Why do we need more oxygen in the blood that is not dissolved?
Arterial blood contains 3ml O2/litre of blood x 30 (CO) = 90 ml/min.
BUT tissue requirements may need 3000 ml O2/min.
Second O2 transport system in place: Haemoglobin.
Revise haemoglobin.
2 alpha, two beta chains.
Iron in reduced form- this is where oxygen binds.
280 billion haem in a red blood cell.
Red blood cells only in capillary for one second.
What is the effect of pH and temperature on binding of haem?
- pH- CO2 released in a pH7.2, CO2 causes more acidity and O2 unbinds from haem.
- temperature- lungs are at a slightly lower temp which causes o2 to bind to haem. O2 dissociates at a high temperature.
Describe the flat and steep portion of the sigmoid oxygen dissociation curve?
The drop from 100-60mmHg has minimal effect on the saturation.
The steep portion of the curve there was a large volume of oxygen released with only a small change in PO2 into tissues.
How many g of haem binds with 1.39ml of oxygen and what is the normal level of haem binding with O2 in blood (Hb/100ml)?
1g.
15 Hb/100ml of blood.
O2 capacity is 20.8ml O2/100ml blood.
What is the normal level of CO2 produced in ml/min?
200ml/min.
What is the respiratory exchange ratio?
100 O2 in, 80 CO2 out.
What are the percentages of co2 found in the body in three different forms?
dissolved- 7% plasma
haem bound- 23%
bicarbonate- 70%.
Acidity of the blood is regulated by what?
Kidneys and ventilation to adjust PCO2.
CO2 to bicarb pathway regulates the acidity and plays an important trole in the acid base balance of the blood by adjusting H+ ions.
What is the rest, walking and severe exercise exchange of oxygen and co2 per minute?
Rest- 250ml/min. 200ml/min
Walking- 800. 750
Sever exercise- 5000 6000
What is included within the upper airways?
Nasal cavity, paranasal sinuses, pharynx and larynx.
How many cilia are on one epithelial cell?
250.
How does the upper airways get rid of debris?
The rhythmic beating of cilia moves particles upwards.
What is active inspiration and passive expiration? (quiet breathing)
ai- diapharm moves down and out and the thoracic cavity lengthens.
pe- elastic recoil, no energy is required. Intercostal muscles relax.
What are the inspiratory accessory active muscles called?

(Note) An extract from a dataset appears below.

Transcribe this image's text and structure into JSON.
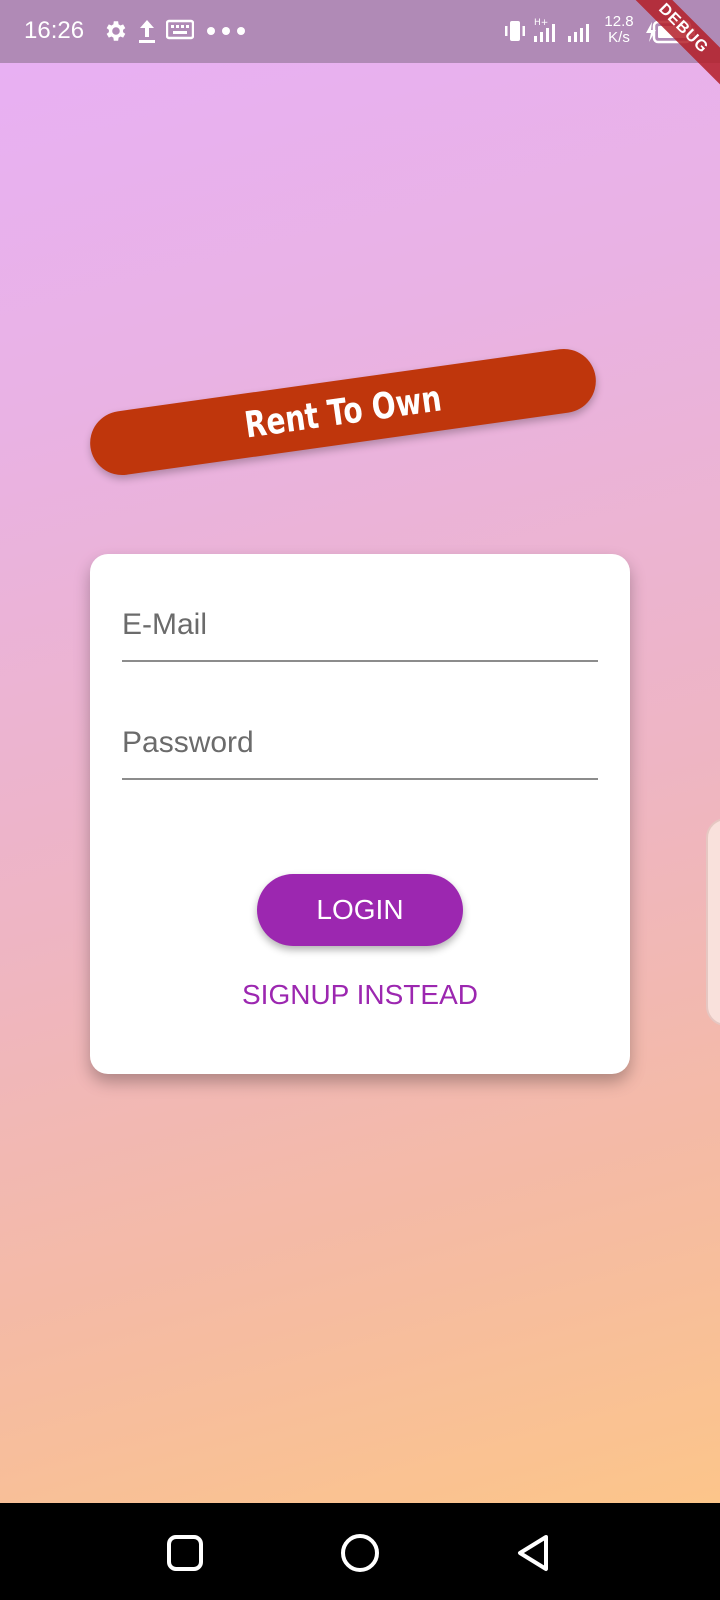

sternocleidomastoid- attaches onto sternum and pulls outwards, alae nasi- nostrils to flare, genioglossus-moves tongue away from back of mouth.
What are the muscles of expiration?
internal intercostal muscles (apart from parasternal intercartilagneous muscle), abdominal muscles (rectus abdomens, internal/external oblique and traverses abdomenus).
What are the muscles of inspiration?
sternocleidomastoid, scalenous, parasternal intercartilagenous muscle, external intercostal and the diaphragm,
Why does the pleural cavity have a more negative pressure with respect to interpulmonary pressure?
To keep alveoli open and to cause the lungs to not collapse.